In such a case, one would hope that removing the GPU cooler, cleaning up the GPU die and cooler from the thermal gunk, and applying new, proper thermal interface material before re-seating the cooler would take care of THAT issue. Plus, if it's a several years old GPU, it may be a solid idea to do this anyway - just take care not to break anything in the retaining mechanism or the card itself.
It could also be something entirely different and it could be a software glitch, in which case physical fixes won't help. What's the sample rate of the sensor graph?
-
So, a 32 minute FurMark run produced a max temperature of 82 degrees, showed my fan scale ran perfectly, and experienced no artifacts, temp spikes, or other silliness.

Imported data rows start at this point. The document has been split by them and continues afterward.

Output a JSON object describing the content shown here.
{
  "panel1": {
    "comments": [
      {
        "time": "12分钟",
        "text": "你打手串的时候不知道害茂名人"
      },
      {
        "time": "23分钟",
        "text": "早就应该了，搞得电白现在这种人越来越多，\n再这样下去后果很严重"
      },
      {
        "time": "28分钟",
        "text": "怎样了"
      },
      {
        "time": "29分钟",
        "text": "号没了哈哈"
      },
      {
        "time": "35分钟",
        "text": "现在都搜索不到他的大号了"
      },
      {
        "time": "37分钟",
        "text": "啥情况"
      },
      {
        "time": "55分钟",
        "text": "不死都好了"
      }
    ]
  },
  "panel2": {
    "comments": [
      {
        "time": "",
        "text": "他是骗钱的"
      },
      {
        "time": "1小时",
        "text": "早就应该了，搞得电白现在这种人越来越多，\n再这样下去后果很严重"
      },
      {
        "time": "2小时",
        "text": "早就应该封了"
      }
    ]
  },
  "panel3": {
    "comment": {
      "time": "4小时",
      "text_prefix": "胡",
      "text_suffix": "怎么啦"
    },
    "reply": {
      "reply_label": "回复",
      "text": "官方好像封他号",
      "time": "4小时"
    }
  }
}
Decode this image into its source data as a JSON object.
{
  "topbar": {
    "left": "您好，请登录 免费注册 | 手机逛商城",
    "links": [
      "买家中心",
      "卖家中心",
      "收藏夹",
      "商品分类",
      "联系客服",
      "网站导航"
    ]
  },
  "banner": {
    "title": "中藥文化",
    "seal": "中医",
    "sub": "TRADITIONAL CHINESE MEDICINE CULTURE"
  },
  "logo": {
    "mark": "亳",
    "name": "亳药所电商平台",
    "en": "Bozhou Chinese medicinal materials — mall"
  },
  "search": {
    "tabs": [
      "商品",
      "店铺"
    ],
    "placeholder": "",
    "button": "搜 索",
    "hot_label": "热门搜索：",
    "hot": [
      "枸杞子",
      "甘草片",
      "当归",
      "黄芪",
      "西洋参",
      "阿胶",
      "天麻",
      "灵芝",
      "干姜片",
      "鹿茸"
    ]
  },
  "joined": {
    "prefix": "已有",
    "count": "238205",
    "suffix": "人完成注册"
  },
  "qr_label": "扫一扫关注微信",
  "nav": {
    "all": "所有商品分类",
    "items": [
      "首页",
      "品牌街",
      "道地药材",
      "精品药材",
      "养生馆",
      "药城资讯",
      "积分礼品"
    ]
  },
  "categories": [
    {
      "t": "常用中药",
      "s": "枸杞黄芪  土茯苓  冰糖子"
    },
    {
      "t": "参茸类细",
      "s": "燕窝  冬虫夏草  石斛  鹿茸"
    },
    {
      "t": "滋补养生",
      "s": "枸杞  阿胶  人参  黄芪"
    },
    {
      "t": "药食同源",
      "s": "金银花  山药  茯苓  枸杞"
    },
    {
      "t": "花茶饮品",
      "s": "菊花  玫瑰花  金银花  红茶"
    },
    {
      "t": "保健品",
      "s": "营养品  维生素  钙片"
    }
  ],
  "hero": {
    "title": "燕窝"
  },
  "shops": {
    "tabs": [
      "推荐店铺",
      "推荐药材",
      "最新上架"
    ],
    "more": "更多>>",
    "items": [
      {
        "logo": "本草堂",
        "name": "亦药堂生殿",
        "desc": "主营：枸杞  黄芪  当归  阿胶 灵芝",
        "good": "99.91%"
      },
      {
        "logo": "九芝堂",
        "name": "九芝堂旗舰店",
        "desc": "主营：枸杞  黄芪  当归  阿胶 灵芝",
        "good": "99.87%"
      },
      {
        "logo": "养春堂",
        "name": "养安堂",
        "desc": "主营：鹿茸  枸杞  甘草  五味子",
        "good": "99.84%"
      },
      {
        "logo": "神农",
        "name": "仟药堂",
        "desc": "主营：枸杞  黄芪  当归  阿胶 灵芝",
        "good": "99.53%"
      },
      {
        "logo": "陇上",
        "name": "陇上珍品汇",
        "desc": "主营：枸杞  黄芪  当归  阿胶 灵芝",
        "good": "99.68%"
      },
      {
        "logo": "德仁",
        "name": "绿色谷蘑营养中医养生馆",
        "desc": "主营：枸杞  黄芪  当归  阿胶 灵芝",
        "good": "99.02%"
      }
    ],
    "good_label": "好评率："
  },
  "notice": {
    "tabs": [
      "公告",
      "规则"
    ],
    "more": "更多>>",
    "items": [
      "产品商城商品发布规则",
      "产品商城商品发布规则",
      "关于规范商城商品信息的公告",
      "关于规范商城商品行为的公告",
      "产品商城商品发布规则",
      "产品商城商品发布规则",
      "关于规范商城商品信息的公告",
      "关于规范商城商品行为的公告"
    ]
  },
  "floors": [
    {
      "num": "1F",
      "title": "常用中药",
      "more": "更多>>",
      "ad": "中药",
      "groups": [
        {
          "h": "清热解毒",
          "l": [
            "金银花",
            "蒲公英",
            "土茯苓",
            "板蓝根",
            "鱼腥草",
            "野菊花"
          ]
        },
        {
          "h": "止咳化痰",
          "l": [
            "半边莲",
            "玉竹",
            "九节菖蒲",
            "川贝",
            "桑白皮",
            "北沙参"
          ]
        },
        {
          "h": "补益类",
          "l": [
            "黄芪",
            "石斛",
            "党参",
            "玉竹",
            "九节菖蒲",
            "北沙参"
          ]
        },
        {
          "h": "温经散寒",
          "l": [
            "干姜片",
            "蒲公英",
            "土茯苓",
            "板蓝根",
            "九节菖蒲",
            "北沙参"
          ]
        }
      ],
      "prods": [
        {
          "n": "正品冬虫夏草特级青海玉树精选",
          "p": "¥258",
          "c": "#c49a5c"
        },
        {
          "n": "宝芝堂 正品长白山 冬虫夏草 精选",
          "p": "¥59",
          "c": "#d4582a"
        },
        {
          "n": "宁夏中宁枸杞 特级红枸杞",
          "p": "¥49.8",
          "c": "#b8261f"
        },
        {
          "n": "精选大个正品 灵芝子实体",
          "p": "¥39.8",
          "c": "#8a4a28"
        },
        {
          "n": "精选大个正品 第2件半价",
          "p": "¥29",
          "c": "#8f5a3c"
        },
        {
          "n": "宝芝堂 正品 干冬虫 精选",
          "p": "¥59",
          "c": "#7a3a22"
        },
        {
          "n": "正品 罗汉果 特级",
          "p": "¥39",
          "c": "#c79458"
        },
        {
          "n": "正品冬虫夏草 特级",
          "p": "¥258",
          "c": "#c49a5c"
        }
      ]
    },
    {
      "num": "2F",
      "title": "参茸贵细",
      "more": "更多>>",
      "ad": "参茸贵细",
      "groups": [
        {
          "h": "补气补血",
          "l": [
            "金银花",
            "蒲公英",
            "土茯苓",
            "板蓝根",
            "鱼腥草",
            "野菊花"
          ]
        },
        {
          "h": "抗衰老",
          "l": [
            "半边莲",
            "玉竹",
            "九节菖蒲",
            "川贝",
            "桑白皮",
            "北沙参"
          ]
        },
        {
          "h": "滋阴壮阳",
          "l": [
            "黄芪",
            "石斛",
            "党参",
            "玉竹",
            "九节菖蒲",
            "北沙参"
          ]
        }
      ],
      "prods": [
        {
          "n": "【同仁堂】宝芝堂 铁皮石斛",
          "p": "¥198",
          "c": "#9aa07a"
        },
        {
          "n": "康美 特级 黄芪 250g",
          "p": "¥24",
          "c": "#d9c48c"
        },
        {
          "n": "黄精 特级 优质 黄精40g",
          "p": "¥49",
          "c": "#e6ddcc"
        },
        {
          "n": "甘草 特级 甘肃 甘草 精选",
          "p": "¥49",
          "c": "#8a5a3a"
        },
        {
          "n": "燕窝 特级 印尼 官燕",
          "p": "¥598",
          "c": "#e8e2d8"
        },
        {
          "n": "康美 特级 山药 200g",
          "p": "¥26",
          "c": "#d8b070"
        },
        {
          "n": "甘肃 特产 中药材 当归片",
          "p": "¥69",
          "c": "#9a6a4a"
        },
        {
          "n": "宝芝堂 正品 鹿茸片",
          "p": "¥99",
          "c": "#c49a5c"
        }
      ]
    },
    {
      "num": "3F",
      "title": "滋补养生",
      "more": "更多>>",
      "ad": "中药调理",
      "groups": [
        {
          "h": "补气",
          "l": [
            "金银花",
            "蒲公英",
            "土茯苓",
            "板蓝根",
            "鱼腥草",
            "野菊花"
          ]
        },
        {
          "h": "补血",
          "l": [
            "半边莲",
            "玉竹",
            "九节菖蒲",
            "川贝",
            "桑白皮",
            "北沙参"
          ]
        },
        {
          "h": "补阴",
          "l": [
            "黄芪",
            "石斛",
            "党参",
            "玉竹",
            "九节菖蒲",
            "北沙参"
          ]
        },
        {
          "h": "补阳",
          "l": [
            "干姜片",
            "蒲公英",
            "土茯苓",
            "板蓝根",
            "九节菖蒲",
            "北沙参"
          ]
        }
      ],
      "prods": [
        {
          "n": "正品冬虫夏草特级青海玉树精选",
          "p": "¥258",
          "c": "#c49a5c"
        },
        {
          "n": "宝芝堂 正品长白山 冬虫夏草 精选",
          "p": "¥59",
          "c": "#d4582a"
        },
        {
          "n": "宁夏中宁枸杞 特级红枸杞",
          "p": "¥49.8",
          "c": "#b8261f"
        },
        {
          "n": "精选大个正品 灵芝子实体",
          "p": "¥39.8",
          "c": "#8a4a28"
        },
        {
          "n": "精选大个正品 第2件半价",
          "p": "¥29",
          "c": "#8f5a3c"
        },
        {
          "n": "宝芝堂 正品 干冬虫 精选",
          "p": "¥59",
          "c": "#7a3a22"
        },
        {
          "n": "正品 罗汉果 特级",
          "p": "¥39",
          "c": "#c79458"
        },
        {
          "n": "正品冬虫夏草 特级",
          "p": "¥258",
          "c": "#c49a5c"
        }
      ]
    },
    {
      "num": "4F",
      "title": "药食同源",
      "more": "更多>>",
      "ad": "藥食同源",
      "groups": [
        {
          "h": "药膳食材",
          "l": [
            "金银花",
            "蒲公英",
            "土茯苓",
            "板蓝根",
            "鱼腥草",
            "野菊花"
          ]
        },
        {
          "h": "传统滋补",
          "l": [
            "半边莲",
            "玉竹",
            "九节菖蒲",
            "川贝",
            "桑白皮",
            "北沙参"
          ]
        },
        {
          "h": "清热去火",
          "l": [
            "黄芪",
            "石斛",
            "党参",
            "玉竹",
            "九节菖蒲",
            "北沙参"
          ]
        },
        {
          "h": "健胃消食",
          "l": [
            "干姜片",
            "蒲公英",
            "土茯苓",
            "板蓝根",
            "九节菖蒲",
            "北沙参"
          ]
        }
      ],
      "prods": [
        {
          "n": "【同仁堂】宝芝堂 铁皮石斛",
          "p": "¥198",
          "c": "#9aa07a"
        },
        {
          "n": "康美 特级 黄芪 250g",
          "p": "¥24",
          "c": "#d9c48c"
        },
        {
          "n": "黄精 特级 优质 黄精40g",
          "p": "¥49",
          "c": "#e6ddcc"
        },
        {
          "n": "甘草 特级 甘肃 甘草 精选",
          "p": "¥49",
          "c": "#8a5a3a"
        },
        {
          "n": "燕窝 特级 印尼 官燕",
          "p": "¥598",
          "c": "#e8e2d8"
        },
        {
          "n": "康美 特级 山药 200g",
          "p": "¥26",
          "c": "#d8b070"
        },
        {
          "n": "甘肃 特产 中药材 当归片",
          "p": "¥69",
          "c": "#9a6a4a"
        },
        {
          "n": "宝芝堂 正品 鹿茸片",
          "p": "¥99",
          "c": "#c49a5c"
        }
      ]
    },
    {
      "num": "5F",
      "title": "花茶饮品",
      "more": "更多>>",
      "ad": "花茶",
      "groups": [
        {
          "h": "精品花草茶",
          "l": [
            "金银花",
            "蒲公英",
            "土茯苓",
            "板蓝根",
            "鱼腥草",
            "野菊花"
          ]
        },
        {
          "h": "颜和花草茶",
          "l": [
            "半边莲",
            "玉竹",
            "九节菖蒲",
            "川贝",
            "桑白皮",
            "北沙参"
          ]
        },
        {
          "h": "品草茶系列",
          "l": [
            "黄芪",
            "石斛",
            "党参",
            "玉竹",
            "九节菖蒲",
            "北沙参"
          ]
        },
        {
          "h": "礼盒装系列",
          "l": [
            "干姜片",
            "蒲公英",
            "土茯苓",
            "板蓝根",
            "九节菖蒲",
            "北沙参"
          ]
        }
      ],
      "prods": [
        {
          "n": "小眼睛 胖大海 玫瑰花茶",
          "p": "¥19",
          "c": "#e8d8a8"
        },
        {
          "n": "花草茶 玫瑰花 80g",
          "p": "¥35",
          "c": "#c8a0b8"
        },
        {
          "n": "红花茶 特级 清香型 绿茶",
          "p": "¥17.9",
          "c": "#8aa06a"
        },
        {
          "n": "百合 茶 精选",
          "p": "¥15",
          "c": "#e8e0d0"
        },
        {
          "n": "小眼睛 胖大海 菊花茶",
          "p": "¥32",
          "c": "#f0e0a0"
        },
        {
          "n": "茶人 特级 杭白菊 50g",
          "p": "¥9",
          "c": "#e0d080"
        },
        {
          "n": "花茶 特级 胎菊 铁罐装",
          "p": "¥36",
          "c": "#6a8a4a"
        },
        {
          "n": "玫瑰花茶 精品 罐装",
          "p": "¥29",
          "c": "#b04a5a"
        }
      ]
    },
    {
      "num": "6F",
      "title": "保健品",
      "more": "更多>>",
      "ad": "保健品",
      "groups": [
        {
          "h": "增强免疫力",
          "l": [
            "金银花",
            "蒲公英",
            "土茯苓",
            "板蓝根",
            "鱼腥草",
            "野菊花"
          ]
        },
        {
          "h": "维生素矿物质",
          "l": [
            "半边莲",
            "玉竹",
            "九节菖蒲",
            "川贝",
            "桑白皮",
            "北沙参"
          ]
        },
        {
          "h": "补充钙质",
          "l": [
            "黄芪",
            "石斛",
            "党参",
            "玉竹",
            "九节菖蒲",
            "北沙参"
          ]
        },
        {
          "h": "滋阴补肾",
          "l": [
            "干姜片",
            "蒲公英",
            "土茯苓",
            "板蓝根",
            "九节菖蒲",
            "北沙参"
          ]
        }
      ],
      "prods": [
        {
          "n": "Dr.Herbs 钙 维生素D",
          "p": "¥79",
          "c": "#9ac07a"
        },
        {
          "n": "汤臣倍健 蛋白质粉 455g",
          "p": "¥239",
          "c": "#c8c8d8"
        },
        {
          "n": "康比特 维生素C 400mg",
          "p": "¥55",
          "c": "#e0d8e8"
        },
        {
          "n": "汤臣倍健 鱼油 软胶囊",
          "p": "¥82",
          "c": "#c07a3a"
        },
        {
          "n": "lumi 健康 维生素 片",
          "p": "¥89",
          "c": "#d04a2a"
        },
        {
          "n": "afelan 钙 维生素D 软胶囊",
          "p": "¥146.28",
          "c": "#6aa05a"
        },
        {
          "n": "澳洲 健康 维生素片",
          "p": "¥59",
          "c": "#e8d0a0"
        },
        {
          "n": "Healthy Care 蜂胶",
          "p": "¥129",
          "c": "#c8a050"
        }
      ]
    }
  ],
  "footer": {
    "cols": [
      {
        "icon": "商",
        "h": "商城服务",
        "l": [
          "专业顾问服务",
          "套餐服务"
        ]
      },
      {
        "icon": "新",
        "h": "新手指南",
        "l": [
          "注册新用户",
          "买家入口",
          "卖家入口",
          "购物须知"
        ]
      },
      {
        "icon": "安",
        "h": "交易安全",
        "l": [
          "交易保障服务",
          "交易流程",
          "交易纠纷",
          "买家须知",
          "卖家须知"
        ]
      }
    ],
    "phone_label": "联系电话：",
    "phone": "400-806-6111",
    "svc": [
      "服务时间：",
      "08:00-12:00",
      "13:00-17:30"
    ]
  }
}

Looks like this may be a software-specific issue.
-
...and you may all be interested to know that this was NOT a software issue and was in fact a symptom of video card death. The system refused to POST and threw out a beep code (for the memory) the other day; diagnostics actually turned out that it was the video card that was responsible. It has been replaced with a cheapish GT 640 which seems to have about comparable performance. I may swap that for a GTX 650 depending how it manages.
-
...and you may all be interested to know that this was NOT a software issue and was in fact a symptom of video card death. The system refused to POST and threw out a beep code (for the memory) the other day; diagnostics actually turned out that it was the video card that was responsible. It has been replaced with a cheapish GT 640 which seems to have about comparable performance. I may swap that for a GTX 650 depending how it manages.
A 640 can apperently run BF3 at reasonable settings. RivalLXFactor or some other popular BF3 channel (not sure which anymore) made a lot of videos with it.